A última ideia que imaginaríamos
para o casamento é que ele se parecesse com um campo de batalha. Contudo,
existem algumas batalhas que devemos estar mais do que dispostos a enfrentar.
Estas batalhas estão ligadas à proteção do cônjuge.
O casamento tem inimigos
externos. Eles aparecem de diferentes formas e utilizam estratégias diferentes,
mas o objetivo é o mesmo: conspirar para destruir o enlace.
Há influências prejudiciais: comentários,
hábitos de vida – como o trabalho, o lazer –, a Internet, a televisão, as
revistas… que oferecem elementos que distraem ou privam o casal de ter momentos
preciosos de vida em comum.
É preciso lutar para manter o
equilíbrio e evitar o que desconecta o casal.
«Pensar no outro já é estar perto
dele» (Richard Bach, em Não há longe nem Distância). Isso é certo entre os
vivos e na comunhão com os defuntos.
Há relacionamentos doentios: nem
todos são bons amigos.
Há momentos de inferioridade e
fraqueza que expostos podem fragilizar o casal. Então, é preciso resguardar a
intimidade evitando a sua exposição pública ou fortalecer-se para não dar aos
outros o poder de nos cobrir de vergonha.

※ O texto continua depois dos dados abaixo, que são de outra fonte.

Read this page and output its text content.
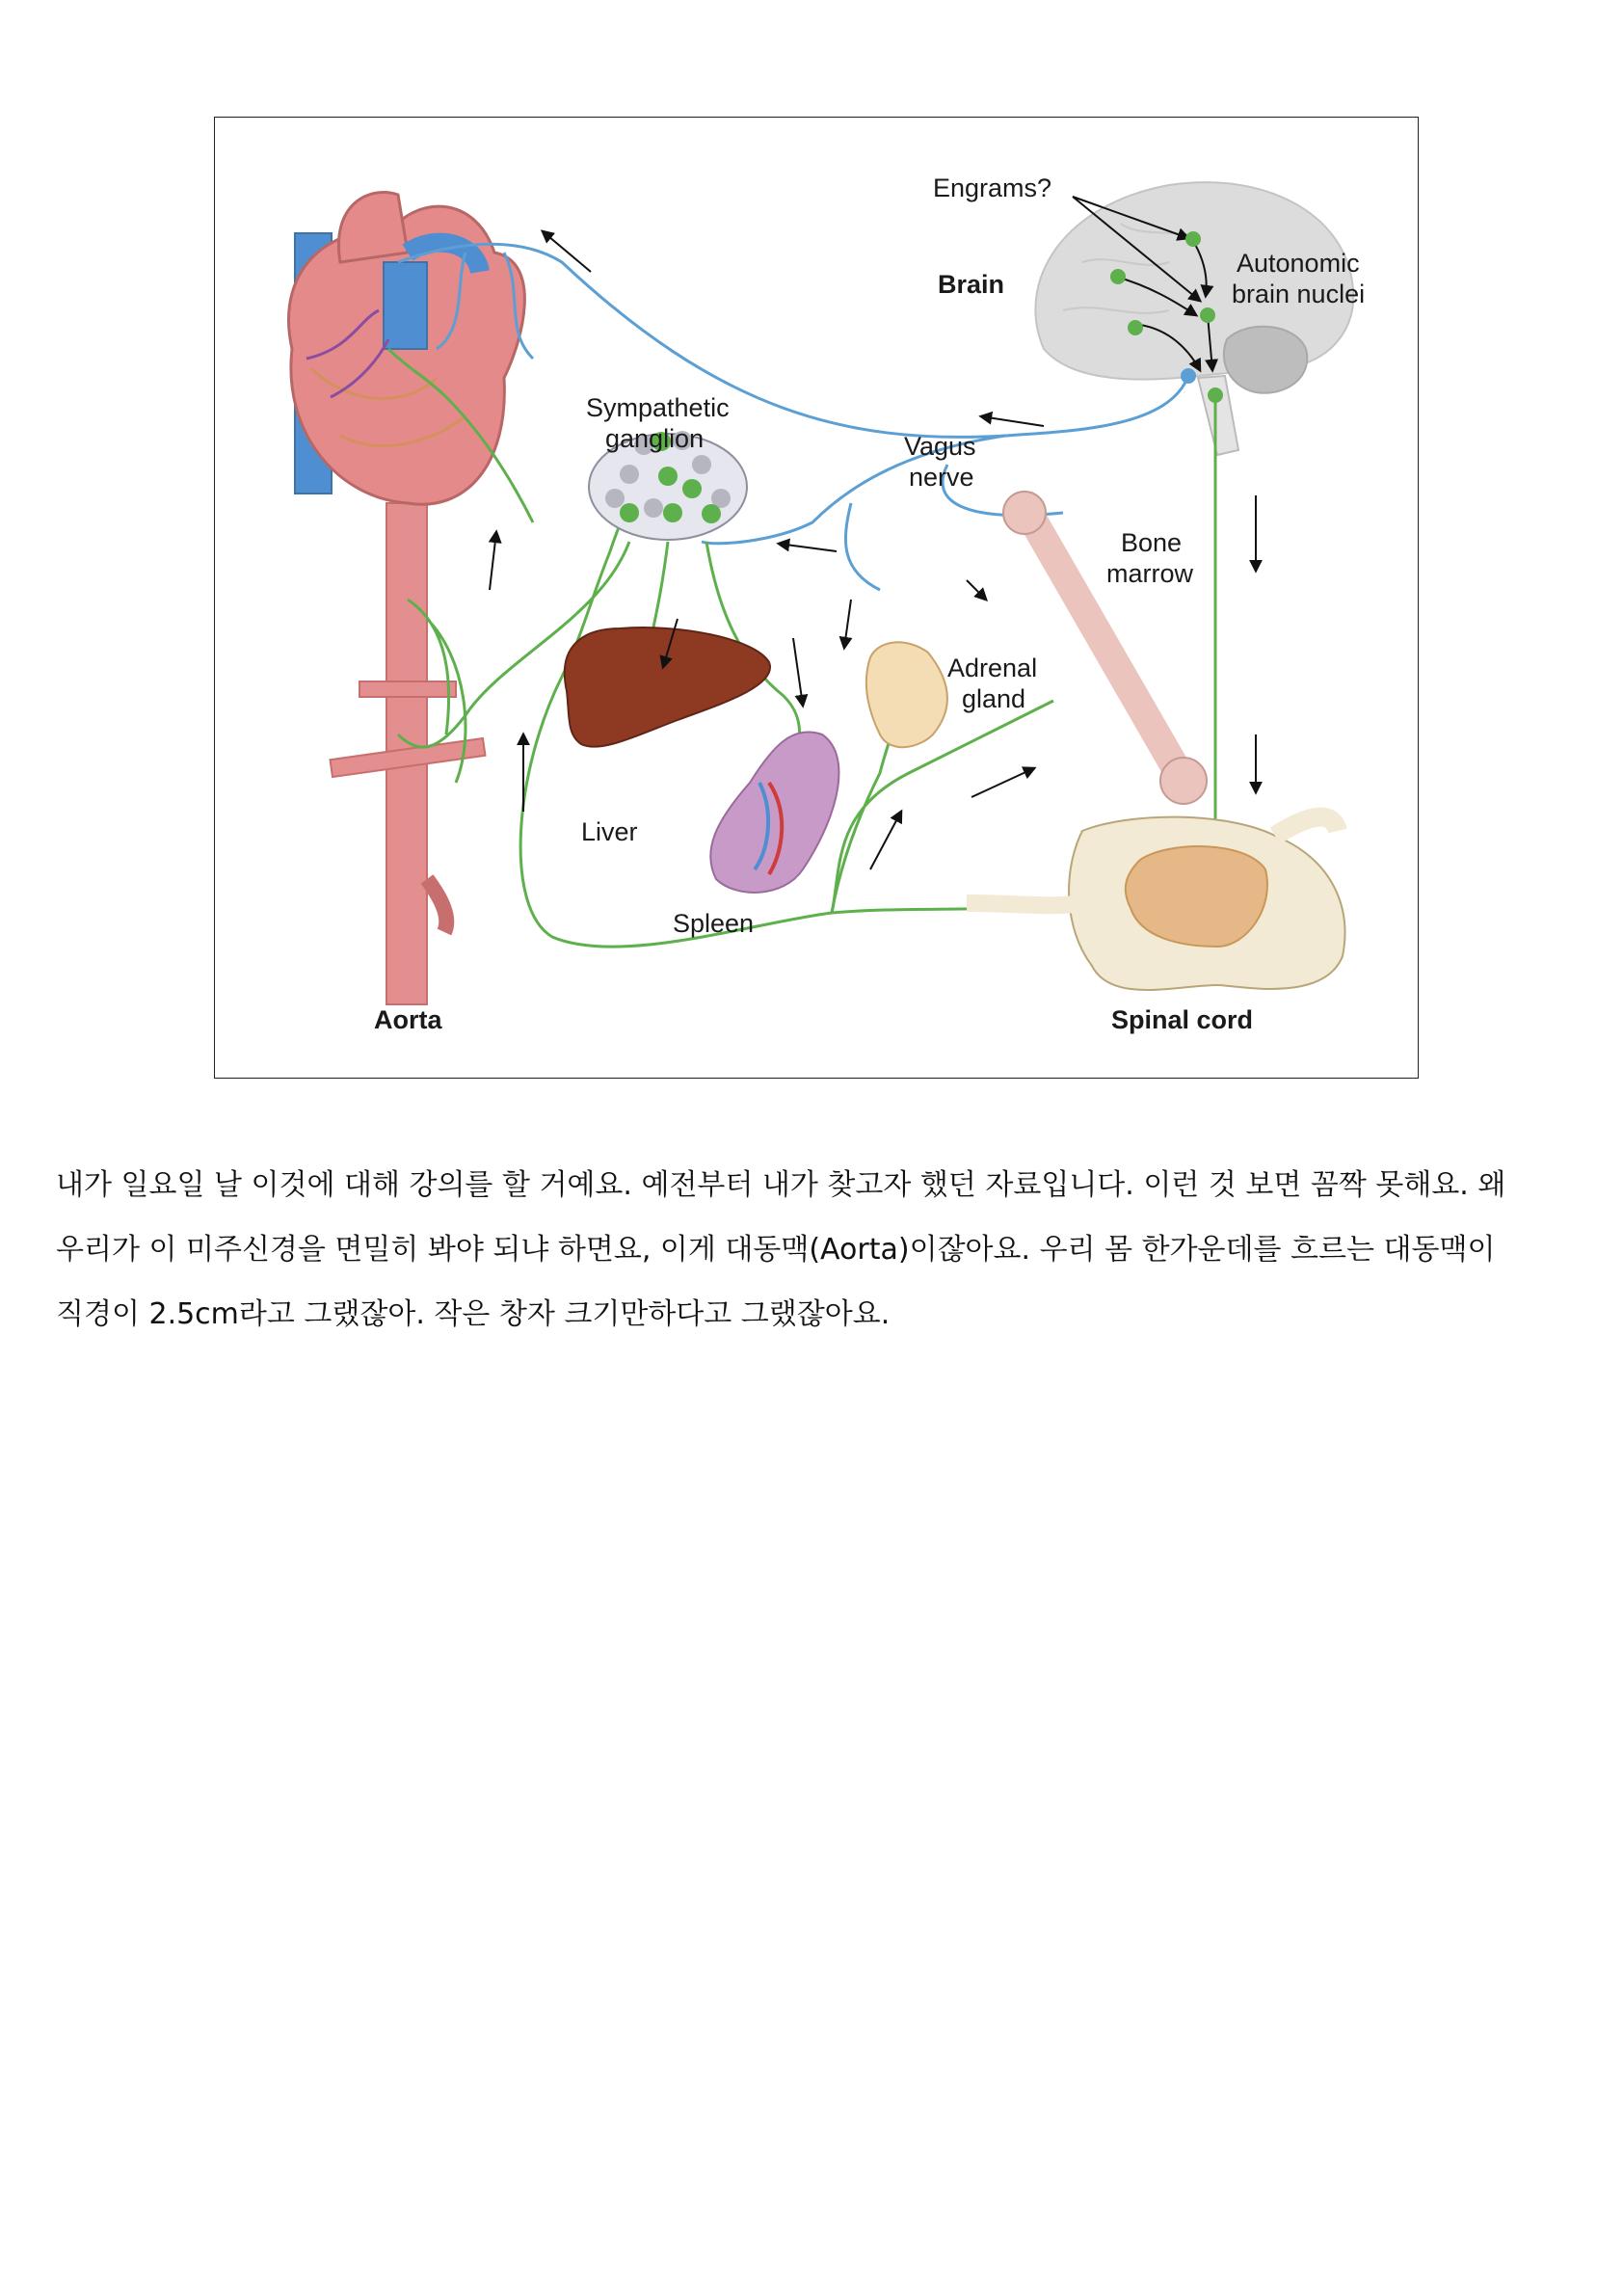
Engrams?
Brain
Autonomic
brain nuclei
Sympathetic
ganglion	Vagus
nerve
Bone
marrow
Adrenal
gland
Liver
Spleen
Aorta	Spinal cord

내가 일요일 날 이것에 대해 강의를 할 거예요. 예전부터 내가 찾고자 했던 자료입니다. 이런 것 보면 꼼짝 못해요. 왜 우리가 이 미주신경을 면밀히 봐야 되냐 하면요, 이게 대동맥(Aorta)이잖아요. 우리 몸 한가운데를 흐르는 대동맥이 직경이 2.5cm라고 그랬잖아. 작은 창자 크기만하다고 그랬잖아요.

A Bíblia fala do amor protetor
com a imagem do Bom Pastor.
As esposas têm o papel de
protetora no seu casamento: “Toda mulher sábia edifica a sua casa; a Insensata,
porém, derruba-a com as suas mãos” (Provérbios 14, 1).
Os maridos têm o papel de
protetor no seu casamento: “Se o dono da casa soubesse que vigília da noite
havia de vir o ladrão, vigiaria e não deixaria minar a sua casa” (Mateus 24, 43).
Desafio de hoje: Vou ler João 10.
Anotar na folha quando o desafio estiver completo: Quais são
os “lobos maus” no meu relacionamento conjugal?